As a distraction from the stresses and strains of trying to find gainful employment in a post-Brexit but pre-actual Brexit world on the brink of nuclear war, we went to the Norland Scarecrow Festival.
It is, as it sounds, a scarecrow festival in Norland which is a bit of Halifax far enough from the rest of Halifax to be nice and picturesque. And hilly. And where the townsfolk make scarecrows to stick outside their houses. Born from a celebration of the Millenium (because what says “happy new century better than straw filled fear golems?), each year is a different theme. This year was “Heroes & Villains.”
I’m going to say it now, the Scarecrow Festival doesn’t grab me. It’s not the most exciting thing. It’s ridiculously popular, judging by how far down the field we were parking, but then – weirdly – you didn’t see enough people on the roads of unenjoyable gradients to fully account for all the cars in the car park.
But hey ho.
We haven’t been to the festival for a few years, because I am a miserable straw-hating curmudgeon who, if nothing else, is still traumatised by the time there was a scarecrow of Charles Dickens surrounded by pictures of all his famous works, including (and I’m not sure this actually *was* his) A Muppet Christmas Carol.
I tried my best to approach the trip to Norland with a Pollyanna attitude. But it quickly wore off as it became clear that less and less houses in the nice bit of Norland had done scarecrows. In fact, if it wasn’t for one house who really goes to town each year, it wouldn’t be worth turning up – this year they did the frickin’ Guardians of the Galaxy (except they didn’t say frickin’) minus Drax, and Yondo and Nebula and the one with the antennae. But otherwise Starlord, Gamora, Rocket and Groot in scarecrow form were rather excellent.

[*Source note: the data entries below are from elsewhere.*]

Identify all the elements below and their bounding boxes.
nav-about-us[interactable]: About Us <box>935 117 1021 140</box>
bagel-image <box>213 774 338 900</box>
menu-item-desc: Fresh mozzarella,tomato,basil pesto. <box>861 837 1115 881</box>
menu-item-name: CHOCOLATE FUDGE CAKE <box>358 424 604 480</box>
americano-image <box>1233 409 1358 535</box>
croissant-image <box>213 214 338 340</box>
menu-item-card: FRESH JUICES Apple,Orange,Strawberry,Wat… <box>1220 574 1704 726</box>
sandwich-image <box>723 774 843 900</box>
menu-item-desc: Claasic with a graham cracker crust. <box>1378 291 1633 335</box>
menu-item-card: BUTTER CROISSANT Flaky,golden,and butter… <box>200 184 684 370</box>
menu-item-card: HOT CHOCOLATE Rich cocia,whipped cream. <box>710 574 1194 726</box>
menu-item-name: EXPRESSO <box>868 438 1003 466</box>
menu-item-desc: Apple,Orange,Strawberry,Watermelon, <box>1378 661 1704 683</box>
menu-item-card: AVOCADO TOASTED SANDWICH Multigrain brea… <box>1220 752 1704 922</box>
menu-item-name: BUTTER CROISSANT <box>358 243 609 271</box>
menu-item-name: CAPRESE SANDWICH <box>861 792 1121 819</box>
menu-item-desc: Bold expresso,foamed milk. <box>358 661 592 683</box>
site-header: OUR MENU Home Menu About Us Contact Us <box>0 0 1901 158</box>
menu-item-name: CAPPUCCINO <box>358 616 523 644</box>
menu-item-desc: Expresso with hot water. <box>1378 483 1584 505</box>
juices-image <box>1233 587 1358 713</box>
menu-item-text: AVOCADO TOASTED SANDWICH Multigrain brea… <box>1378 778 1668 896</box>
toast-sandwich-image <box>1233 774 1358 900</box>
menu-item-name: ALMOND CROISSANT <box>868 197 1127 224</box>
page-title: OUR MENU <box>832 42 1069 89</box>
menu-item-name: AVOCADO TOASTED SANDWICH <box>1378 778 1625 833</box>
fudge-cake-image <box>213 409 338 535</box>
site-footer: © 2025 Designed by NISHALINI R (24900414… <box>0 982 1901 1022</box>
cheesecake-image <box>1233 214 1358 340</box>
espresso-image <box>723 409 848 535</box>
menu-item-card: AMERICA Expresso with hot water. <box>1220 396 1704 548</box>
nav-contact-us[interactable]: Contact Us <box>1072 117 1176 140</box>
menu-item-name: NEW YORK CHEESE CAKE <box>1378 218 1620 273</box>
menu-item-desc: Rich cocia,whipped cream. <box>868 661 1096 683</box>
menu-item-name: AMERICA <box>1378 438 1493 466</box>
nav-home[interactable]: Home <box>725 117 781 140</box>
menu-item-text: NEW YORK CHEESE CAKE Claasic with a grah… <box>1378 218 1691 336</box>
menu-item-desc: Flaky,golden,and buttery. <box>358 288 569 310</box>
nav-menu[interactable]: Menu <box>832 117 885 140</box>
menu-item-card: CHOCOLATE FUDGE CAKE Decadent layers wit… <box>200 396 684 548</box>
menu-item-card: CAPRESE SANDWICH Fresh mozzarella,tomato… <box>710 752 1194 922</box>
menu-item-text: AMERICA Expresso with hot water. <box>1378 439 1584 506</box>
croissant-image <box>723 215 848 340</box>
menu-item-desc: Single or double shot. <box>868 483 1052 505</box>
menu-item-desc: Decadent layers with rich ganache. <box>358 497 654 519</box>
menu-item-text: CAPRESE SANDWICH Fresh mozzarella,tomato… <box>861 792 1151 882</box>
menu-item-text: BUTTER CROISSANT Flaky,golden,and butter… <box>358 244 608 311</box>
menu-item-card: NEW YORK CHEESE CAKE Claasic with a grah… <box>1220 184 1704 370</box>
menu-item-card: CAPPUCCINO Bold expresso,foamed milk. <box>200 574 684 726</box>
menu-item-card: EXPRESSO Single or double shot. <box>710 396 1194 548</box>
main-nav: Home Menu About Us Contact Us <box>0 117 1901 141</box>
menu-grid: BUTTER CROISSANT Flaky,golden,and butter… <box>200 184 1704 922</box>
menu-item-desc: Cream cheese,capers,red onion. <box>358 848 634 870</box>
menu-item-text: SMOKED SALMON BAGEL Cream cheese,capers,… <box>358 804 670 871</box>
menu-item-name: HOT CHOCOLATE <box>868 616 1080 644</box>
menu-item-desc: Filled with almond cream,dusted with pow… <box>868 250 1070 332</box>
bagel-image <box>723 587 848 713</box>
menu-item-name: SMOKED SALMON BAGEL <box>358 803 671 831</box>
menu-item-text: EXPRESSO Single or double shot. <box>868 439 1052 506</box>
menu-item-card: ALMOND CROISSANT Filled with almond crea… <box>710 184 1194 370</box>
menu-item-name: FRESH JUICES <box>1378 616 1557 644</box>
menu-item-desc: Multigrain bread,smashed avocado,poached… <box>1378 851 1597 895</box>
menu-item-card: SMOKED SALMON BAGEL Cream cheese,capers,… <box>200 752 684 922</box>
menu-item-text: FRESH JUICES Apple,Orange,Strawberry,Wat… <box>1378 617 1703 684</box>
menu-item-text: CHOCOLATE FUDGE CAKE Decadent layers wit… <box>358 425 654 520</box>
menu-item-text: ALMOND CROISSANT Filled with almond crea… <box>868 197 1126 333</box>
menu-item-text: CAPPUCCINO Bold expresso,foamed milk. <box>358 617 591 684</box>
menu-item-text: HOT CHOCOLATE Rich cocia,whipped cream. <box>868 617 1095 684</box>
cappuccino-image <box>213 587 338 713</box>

As was the slightly meta scarecrow of Batman villain Scarecrow. But the Lego version.
And the Alice In Wonderland was brilliant too, if only for the incredibly amount of wires snaking out of the garage to power everything.
And, of course, Donald J Trump was there, with a sign asking you to judge if he was a hero or villain. I’d say that they wasted a lot of time on the sign, as it’s entirely clear which camp he falls into (Camp David, in case anything kicks off).
But it still didn’t do it for me. The scarecrows made by the kids in some sort of nursery were just baffling. And the man who saw The Flash and then proceeded to sing the theme from Flash Gordon just deserved to be taken on one side and taught about how these things work.
But hey, it’s not every day you get to make innuendo-laden comments about a decorative historic organ. In a school playground of all places.